Evidently, the plot isn't a forte here but it's almost shameful that after seven decades of independence, we are whipping up shoddy rehashes in the name of patriotic movies. The villains are singularly cardboard fixtures speaking incorrect Hindi with flair. The vision is far from refreshing that is problematic because 2018 has given us AndhaDhun, Raazi and Stree, each an example of how good writing is the key to a great film.
To give credit where its due, there is certainly some inventiveness in the character of Firangi. He is deliciously slimy who has been entrusted with a larger responsibility of seeking freedom. Khan plays Firangi with charm, rendering an endearing quality despite his devious tendencies. He is pitted alongside Khudabaksh - a Bollywood-ised Katappa, whom Bachchan doesn't seem to enjoy much. In fact, he looks weary and worn down by the weight of his character's high moral ground. In comparison to Khan, who even hams to perfection, Bachchan's work seems rather lackluster. The ladies - Fatima Sana Shaikh and Katrina Kaif serve as mere props. The former slips into the role of a stunt extra while the latter settles for being just pretty face who lights up the screen for exactly 10 minutes.
Of course, another pitfall here is that we know almost nothing about these Thugs - where they come for, how they sustain themselves and how are they trained to be warriors. There are a few stray scenes with the supporting but none of them lend strength to the larger narratives. It's worse that the plot twists are so predictable, that anyone who has watched a handful of movies will know where the narrative is headed.
There is, of course, a great deal of work gone into mounting the film but neither the action nor the visual effects really match up to the experience that is expected of it. The on-sea war sequences are lazily put together and the other stunt pieces -especially the sword fights - don't really blow your mind.

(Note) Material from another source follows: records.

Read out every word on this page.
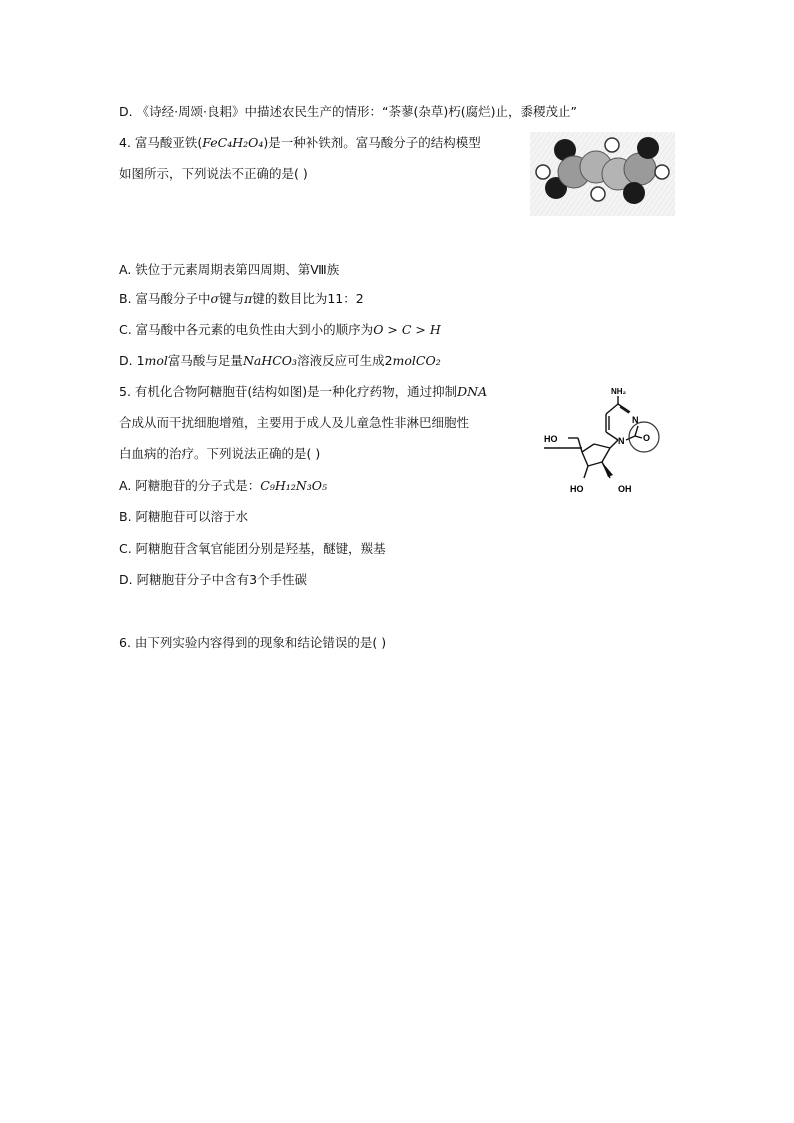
D. 《诗经·周颂·良耜》中描述农民生产的情形：“荼蓼(杂草)朽(腐烂)止，黍稷茂止”
4. 富马酸亚铁(FeC₄H₂O₄)是一种补铁剂。富马酸分子的结构模型
如图所示，下列说法不正确的是( )
A. 铁位于元素周期表第四周期、第Ⅷ族
B. 富马酸分子中σ键与π键的数目比为11：2
C. 富马酸中各元素的电负性由大到小的顺序为O > C > H
D. 1mol富马酸与足量NaHCO₃溶液反应可生成2molCO₂
5. 有机化合物阿糖胞苷(结构如图)是一种化疗药物，通过抑制DNA
合成从而干扰细胞增殖，主要用于成人及儿童急性非淋巴细胞性
白血病的治疗。下列说法正确的是( )
A. 阿糖胞苷的分子式是：C₉H₁₂N₃O₅
B. 阿糖胞苷可以溶于水
C. 阿糖胞苷含氧官能团分别是羟基，醚键，羰基
D. 阿糖胞苷分子中含有3个手性碳
NH₂
N
N O
HO
HO	OH
6. 由下列实验内容得到的现象和结论错误的是( )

The blame, in this case, lies entirely with the director Vijay Krishna Acharya, who doesn't try hard enough to give an out of the world experience. Post-Bahubali, big-ticket period outings have a mammoth of a precedent to supersede. Undeniably, majestic movie experiences are created by filmmakers and in this one, Acharya makes a fatal mistake- he takes his audience for granted. No wonder, Thugs doesn't rise above being an absolute snoozefest.